El ministro Canjura hasta preguntó, en la radioemisora, si era o no necesario que un niño aprenda o haga teatro. Respuesta: ¡Claro que sí!
En un país solidario, las mejores expresiones del arte no deben conocerse solo en los centros educativos privados. Eso lo único que agranda son las diferencias entre ricos y pobres. Entre quienes pueden pagarse una buena educación y los que no tienen un centavo para eso.
Los buenos métodos de la educación deben ser los caminos más democratizadores que tenga un país.
Siempre que puedo pongo el ejemplo del periodismo: los mejores periodistas que he conocido en mi vida no vienen de mansiones ni de territorios ricos.
Son hijos de hogares pobres o medios donde podían tener acceso a buenos libros que potenciaran lo mejor que llevaban adentro. Muchos de ellos ni siquiera pusieron un pie en una universidad. Eso sí: casi todos tuvieron maestros ejemplares, repletos de vocación. Esos maestros sabían que el mundo entero cabía en la mano de un niño aunque éste parezca un gato que mira y juega con todo.
Educar es difícil. No lo hace cualquiera. No es comida de trompudos. Pero, con la educación salvadoreña hay que hacer algo. Con los educadores también.
También hay que cambiar lo que rodea a los educadores: es penoso, y por ahí debemos empezar (como una sugerencia al ministro), que mientras un niño, o un joven, pase seis o más horas, al día, manejando una computadora, los maestros les enseñen en una pizarra con un pedazo de tiza. ¡Eso es lo más antihistórico que tienen las democracias!.
Los educadores deben aprender a enseñar en el mismo lago tecnológico en el que nadan los niños.
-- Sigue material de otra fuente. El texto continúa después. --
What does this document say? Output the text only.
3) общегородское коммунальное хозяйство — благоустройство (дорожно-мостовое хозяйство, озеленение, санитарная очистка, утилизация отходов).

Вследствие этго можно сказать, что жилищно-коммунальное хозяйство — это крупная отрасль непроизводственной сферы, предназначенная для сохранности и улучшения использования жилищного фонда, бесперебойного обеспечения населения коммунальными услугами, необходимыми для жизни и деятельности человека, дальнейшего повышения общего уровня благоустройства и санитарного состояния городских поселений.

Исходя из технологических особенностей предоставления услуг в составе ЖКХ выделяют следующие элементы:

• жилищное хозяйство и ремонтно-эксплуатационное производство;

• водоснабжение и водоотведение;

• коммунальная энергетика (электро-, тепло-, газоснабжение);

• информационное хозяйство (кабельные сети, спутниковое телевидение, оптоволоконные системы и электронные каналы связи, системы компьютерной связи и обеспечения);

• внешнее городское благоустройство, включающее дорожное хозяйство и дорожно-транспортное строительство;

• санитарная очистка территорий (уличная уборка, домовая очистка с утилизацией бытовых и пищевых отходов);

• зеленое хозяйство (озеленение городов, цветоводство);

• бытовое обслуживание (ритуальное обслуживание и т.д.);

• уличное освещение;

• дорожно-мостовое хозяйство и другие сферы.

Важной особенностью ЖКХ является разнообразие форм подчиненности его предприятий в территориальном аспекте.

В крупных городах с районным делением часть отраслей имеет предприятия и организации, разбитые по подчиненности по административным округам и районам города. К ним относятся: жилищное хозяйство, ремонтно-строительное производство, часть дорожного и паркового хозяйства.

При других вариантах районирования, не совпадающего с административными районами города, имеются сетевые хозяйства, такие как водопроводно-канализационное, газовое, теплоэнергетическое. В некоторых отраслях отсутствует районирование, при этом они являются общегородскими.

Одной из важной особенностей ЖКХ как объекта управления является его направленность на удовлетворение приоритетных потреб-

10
Deben aprender a manejarse tecnológicamente.
Alguna vez dije en televisión que si fuese ministro de educación, me meterían a la cárcel. No puede ser, no se puede justificar, que éste país gradúe, cada cuatro horas, un abogado.
Con sólo revisar las estadísticas, veremos que en las universidades salvadoreñas graduamos de todo, menos lo que más necesitamos para transitar por el mundo nuevo de la tecnología, de la información.
Un profesor de la Universidad Nacional que aspiraba a ser rector de esa academia estatal me decía, hace algún tiempo: “vaya al registro y pregunte cuántos inventos patentamos al año. Después échese a llorar”.
Por eso es que me meterían a la cárcel: obligaría a todas a las universidades a enseñar, con los mejores métodos, lo que requiere un país para caminar hacia el progreso. Les prohibiría graduar más abogados.
Los retos en educación son tantos que me parece una mezquindad de los educadores que no quieren aprender nuevas cosas, nuevos métodos, los sábados.
Cuando se es joven, lo que más se aprecia de los educadores es su ejemplo personal. Otras veces, como alguna vez se lo leí a Antonia Gala, lo más importante de la educación no es ver que una persona utilice el encendedor para encender un cigarro a un fumador. Lo más importante es que seamos tolerantes cuando alguien fume a nuestro lado, aunque nosotros no fumemos.
¿Y no es esa tolerancia lo que necesitamos en esta sociedad tan brutalmente violenta?